Combined effect of Fe-Si alloys and carbon on Si3N4 stability at elevated temperatures

Abstract The combined effect of carbon and Fe-Si alloys on Si 3 N 4 was explored by heat treating Si 3 N 4 materials at 1500 °C and 1600 °C in flowing nitrogen. The phase compositions and microstructures were characterized by XRD and SEM, respectively. The reaction degree was analysed based on the mass variation in the system. Combined with a thermodynamic assessment, the reaction mechanism was studied and proposed. The results show that the coexistence of Fe-Si alloys and carbon accelerates the phase transformation from Si 3 N 4 to SiC and worsens the strength of Si 3 N 4 materials. Fe-Si alloys accelerate the deposition of CO gas to free carbon and accelerate the decomposition of Si 3 N 4 to Si.
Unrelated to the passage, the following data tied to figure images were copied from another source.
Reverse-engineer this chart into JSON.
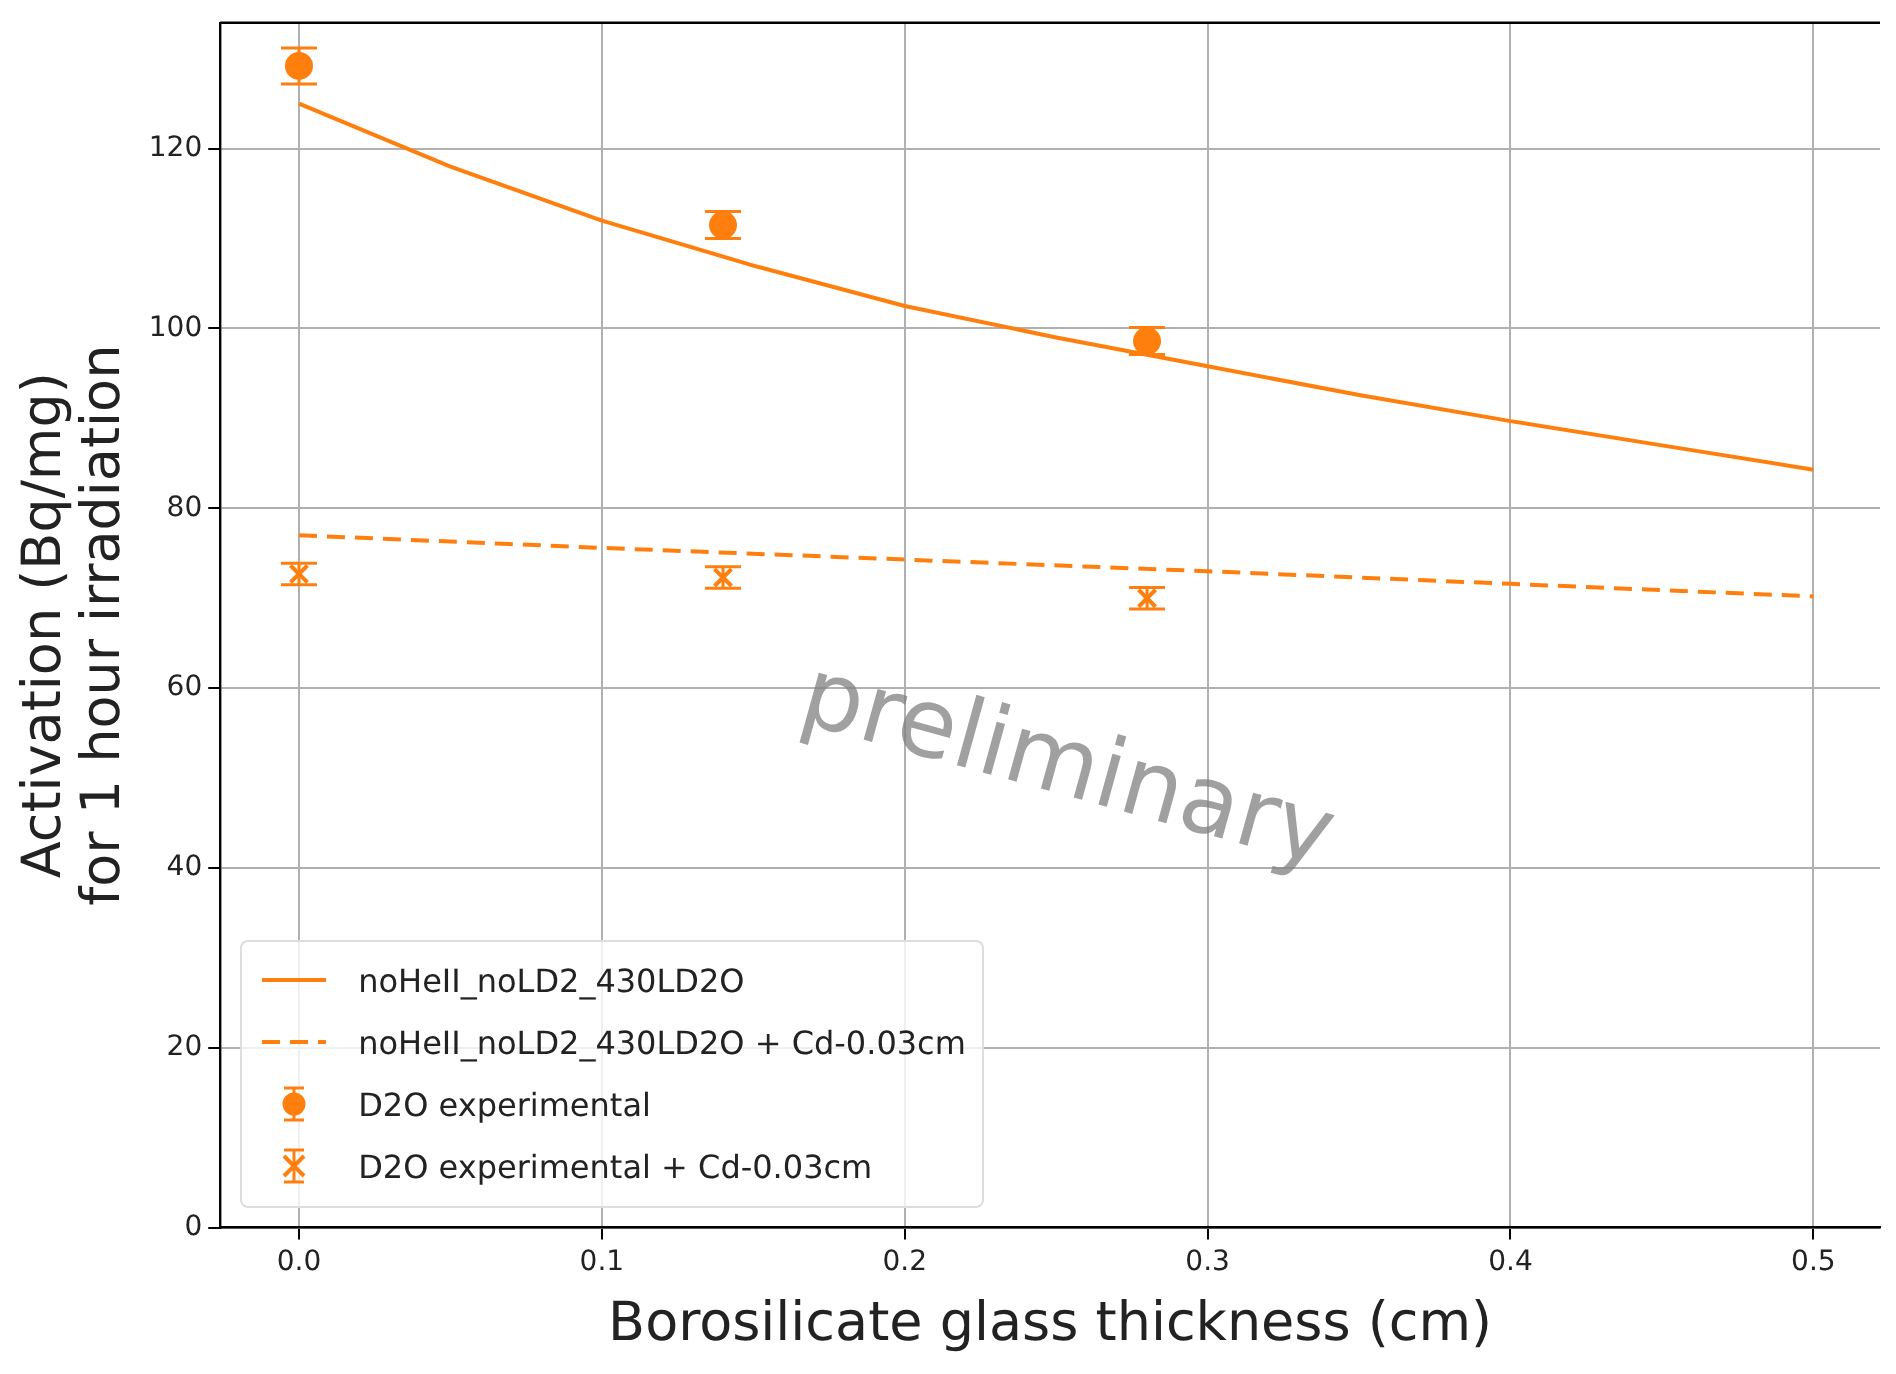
{
  "chart_data": {
    "type": "scatter",
    "xlabel": "Borosilicate glass thickness (cm)",
    "ylabel": "Activation (Bq/mg)\nfor 1 hour irradiation",
    "xlim": [
      -0.026,
      0.522
    ],
    "ylim": [
      0,
      134
    ],
    "xticks": [
      {
        "value": 0,
        "label": "0.0"
      },
      0.1,
      0.2,
      0.3,
      0.4,
      0.5
    ],
    "yticks": [
      0,
      20,
      40,
      60,
      80,
      100,
      120
    ],
    "grid": true,
    "legend": "bottom left",
    "annotations": [
      "preliminary"
    ],
    "series": [
      {
        "name": "noHeII_noLD2_430LD2O",
        "type": "line",
        "line_style": "solid",
        "marker": "none",
        "color": "#ff7f0e",
        "x": [
          0,
          0.05,
          0.1,
          0.15,
          0.2,
          0.25,
          0.3,
          0.35,
          0.4,
          0.45,
          0.5
        ],
        "values": [
          125,
          118,
          112,
          107,
          102.5,
          99,
          95.8,
          92.6,
          89.7,
          87,
          84.3
        ]
      },
      {
        "name": "noHeII_noLD2_430LD2O + Cd-0.03cm",
        "type": "line",
        "line_style": "dashed",
        "marker": "none",
        "color": "#ff7f0e",
        "x": [
          0,
          0.1,
          0.2,
          0.3,
          0.4,
          0.5
        ],
        "values": [
          77,
          75.6,
          74.3,
          73,
          71.6,
          70.2
        ]
      },
      {
        "name": "D2O experimental",
        "marker": "circle",
        "color": "#ff7f0e",
        "x": [
          0,
          0.14,
          0.28
        ],
        "values": [
          129.2,
          111.5,
          98.6
        ],
        "errors": [
          2,
          1.5,
          1.5
        ]
      },
      {
        "name": "D2O experimental + Cd-0.03cm",
        "marker": "cross",
        "color": "#ff7f0e",
        "x": [
          0,
          0.14,
          0.28
        ],
        "values": [
          72.7,
          72.3,
          70
        ],
        "errors": [
          1.2,
          1.2,
          1.2
        ]
      }
    ]
  }
}
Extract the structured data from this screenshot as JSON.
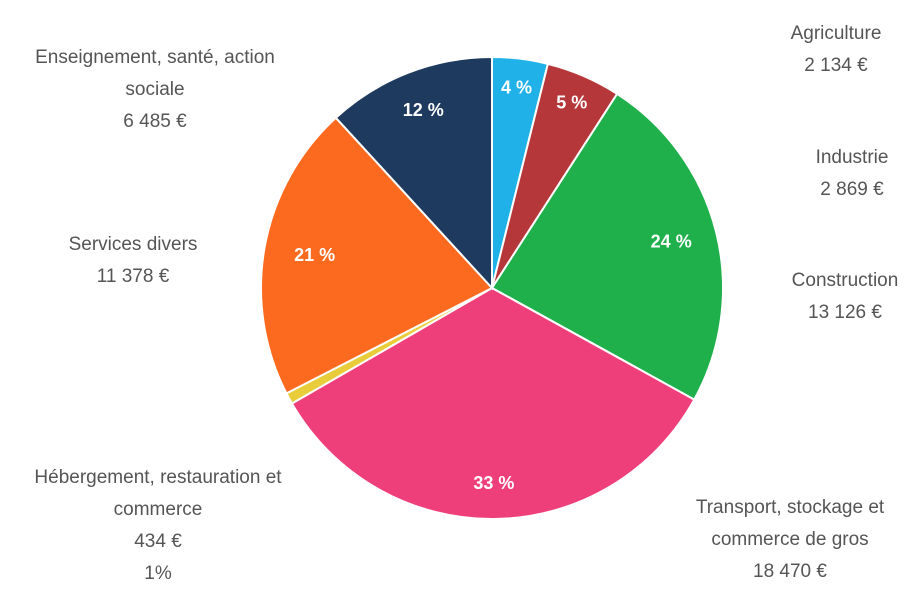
{
  "chart_data": {
    "type": "pie",
    "categories": [
      "Agriculture",
      "Industrie",
      "Construction",
      "Transport, stockage et commerce de gros",
      "Hébergement, restauration et commerce",
      "Services divers",
      "Enseignement, santé, action sociale"
    ],
    "values": [
      2134,
      2869,
      13126,
      18470,
      434,
      11378,
      6485
    ],
    "value_labels": [
      "2 134 €",
      "2 869 €",
      "13 126 €",
      "18 470 €",
      "434 €",
      "11 378 €",
      "6 485 €"
    ],
    "shares": [
      4,
      5,
      24,
      33,
      1,
      21,
      12
    ],
    "share_labels": [
      "4 %",
      "5 %",
      "24 %",
      "33 %",
      "1%",
      "21 %",
      "12 %"
    ],
    "colors": [
      "#1fb1e8",
      "#b5373a",
      "#1fb04c",
      "#ef3f7b",
      "#e8cc3a",
      "#fb6a1f",
      "#1f3a5f"
    ]
  }
}
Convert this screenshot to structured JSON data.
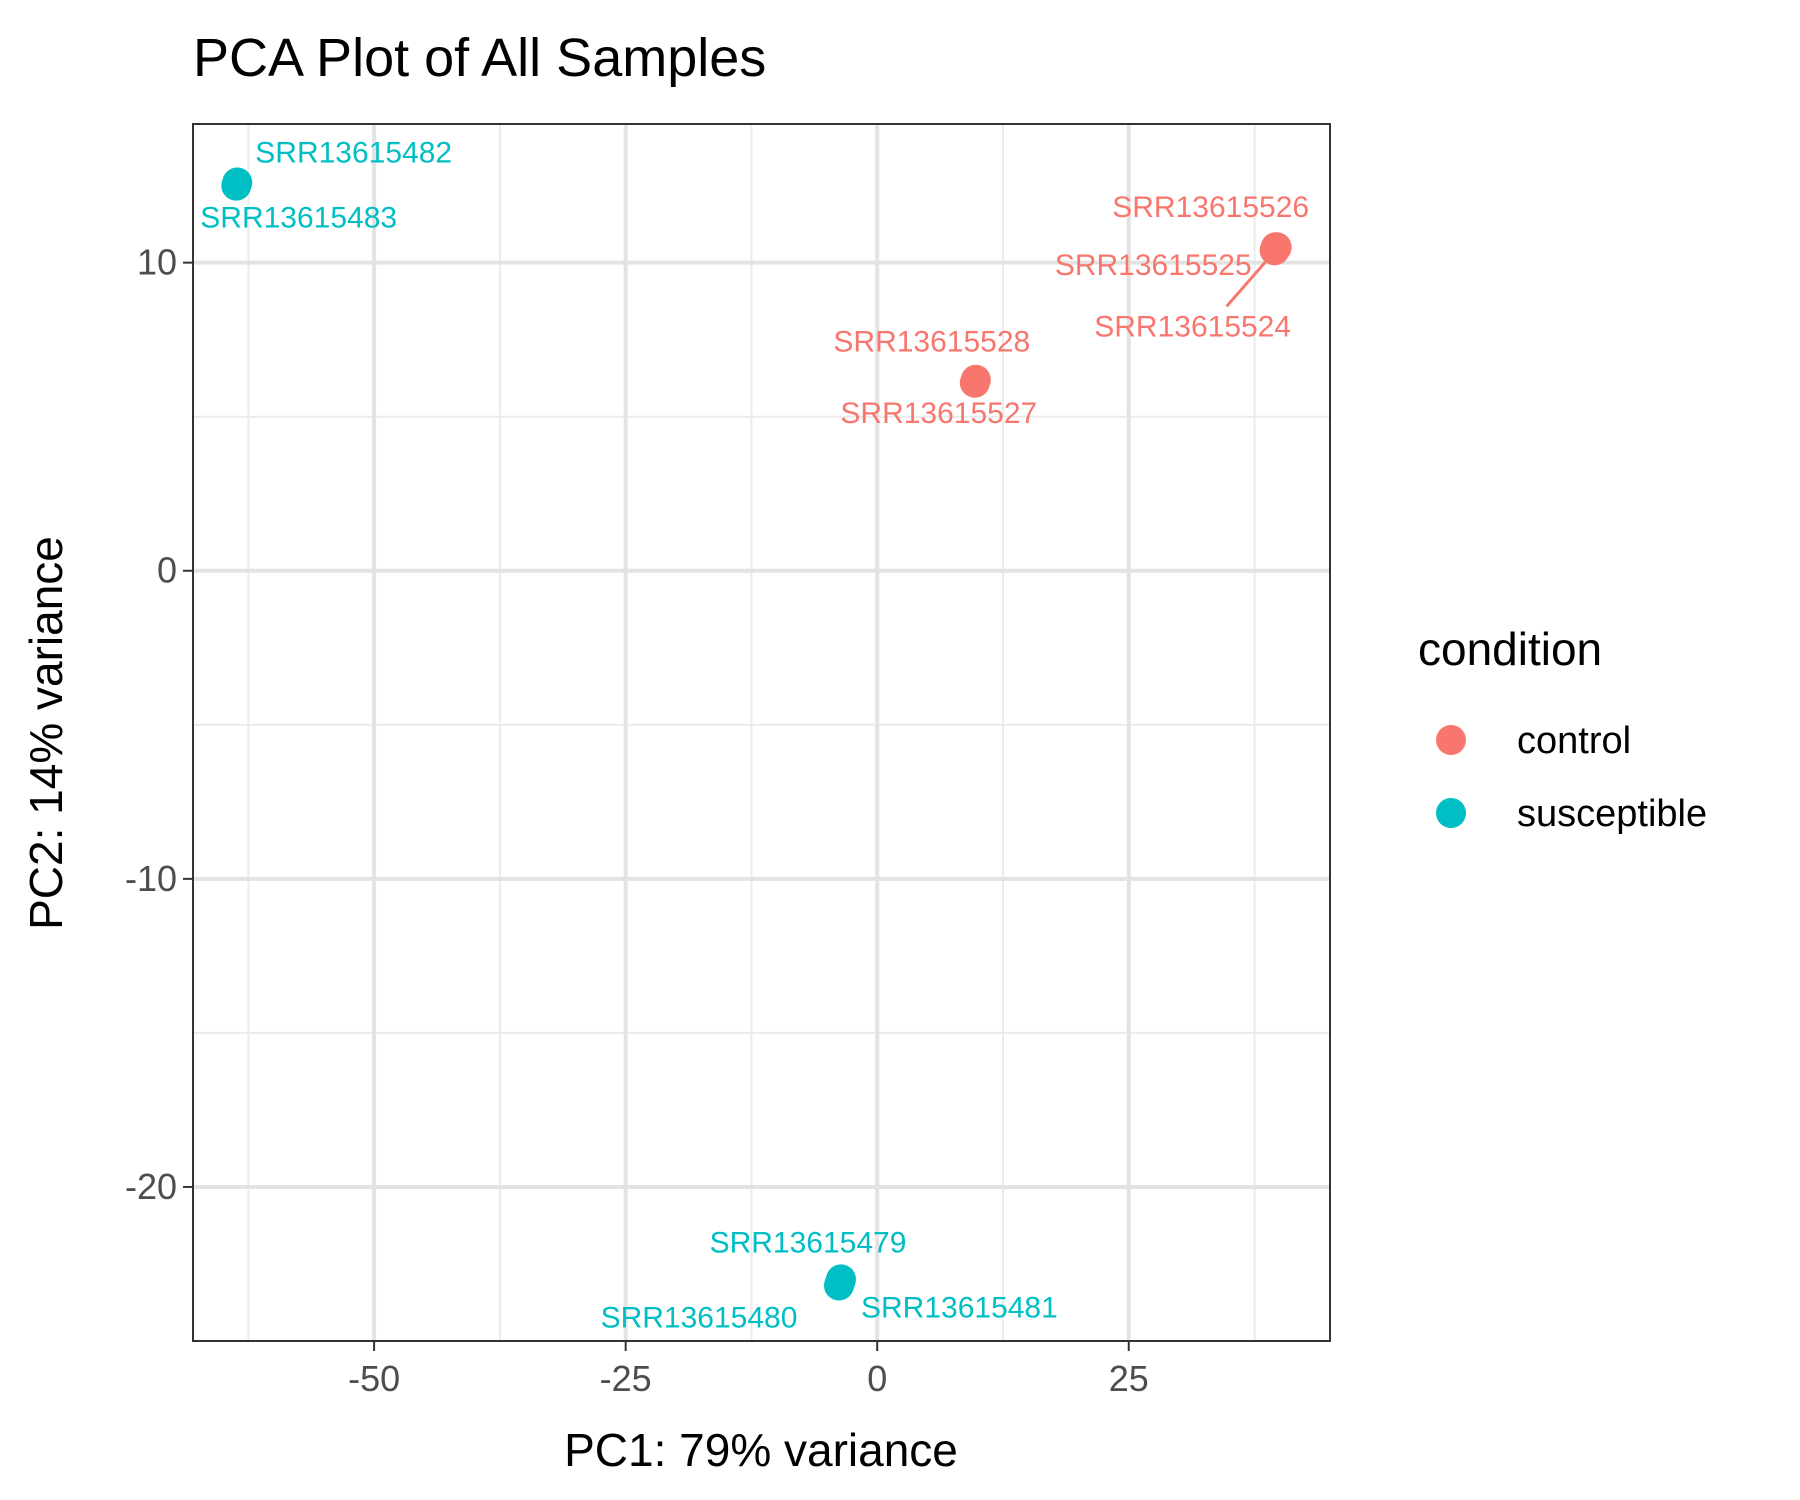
{
  "chart_data": {
    "type": "scatter",
    "title": "PCA Plot of All Samples",
    "xlabel": "PC1: 79% variance",
    "ylabel": "PC2: 14% variance",
    "xlim": [
      -68,
      45
    ],
    "ylim": [
      -25,
      14.5
    ],
    "x_ticks": [
      -50,
      -25,
      0,
      25
    ],
    "x_tick_labels": [
      "-50",
      "-25",
      "0",
      "25"
    ],
    "y_ticks": [
      -20,
      -10,
      0,
      10
    ],
    "y_tick_labels": [
      "-20",
      "-10",
      "0",
      "10"
    ],
    "grid": true,
    "legend": {
      "title": "condition",
      "placement": "right",
      "entries": [
        {
          "label": "control",
          "color": "#F8766D"
        },
        {
          "label": "susceptible",
          "color": "#00BFC4"
        }
      ]
    },
    "series": [
      {
        "name": "control",
        "color": "#F8766D",
        "points": [
          {
            "label": "SRR13615524",
            "x": 39.5,
            "y": 10.4
          },
          {
            "label": "SRR13615525",
            "x": 39.6,
            "y": 10.5
          },
          {
            "label": "SRR13615526",
            "x": 39.7,
            "y": 10.5
          },
          {
            "label": "SRR13615527",
            "x": 9.7,
            "y": 6.1
          },
          {
            "label": "SRR13615528",
            "x": 9.8,
            "y": 6.2
          }
        ]
      },
      {
        "name": "susceptible",
        "color": "#00BFC4",
        "points": [
          {
            "label": "SRR13615479",
            "x": -3.7,
            "y": -23.1
          },
          {
            "label": "SRR13615480",
            "x": -3.8,
            "y": -23.2
          },
          {
            "label": "SRR13615481",
            "x": -3.6,
            "y": -23.0
          },
          {
            "label": "SRR13615482",
            "x": -63.6,
            "y": 12.6
          },
          {
            "label": "SRR13615483",
            "x": -63.7,
            "y": 12.5
          }
        ]
      }
    ]
  }
}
The in situ-formed Si can react with carbon, thus accelerating the thermodynamic and kinetic formation of SiC. Along with the growth of pores and the deterioration of the wettability of Fe-Si alloys during this process, the microstructure changes from a network constituted by Si 3 N 4 columns/whiskers to porous SiC particles with weak linkages, which leads to the failure of Si 3 N 4 materials. Therefore, the combined effect of Fe-Si alloys and carbon is harmful for Si 3 N 4 materials at 1500–1600 °C.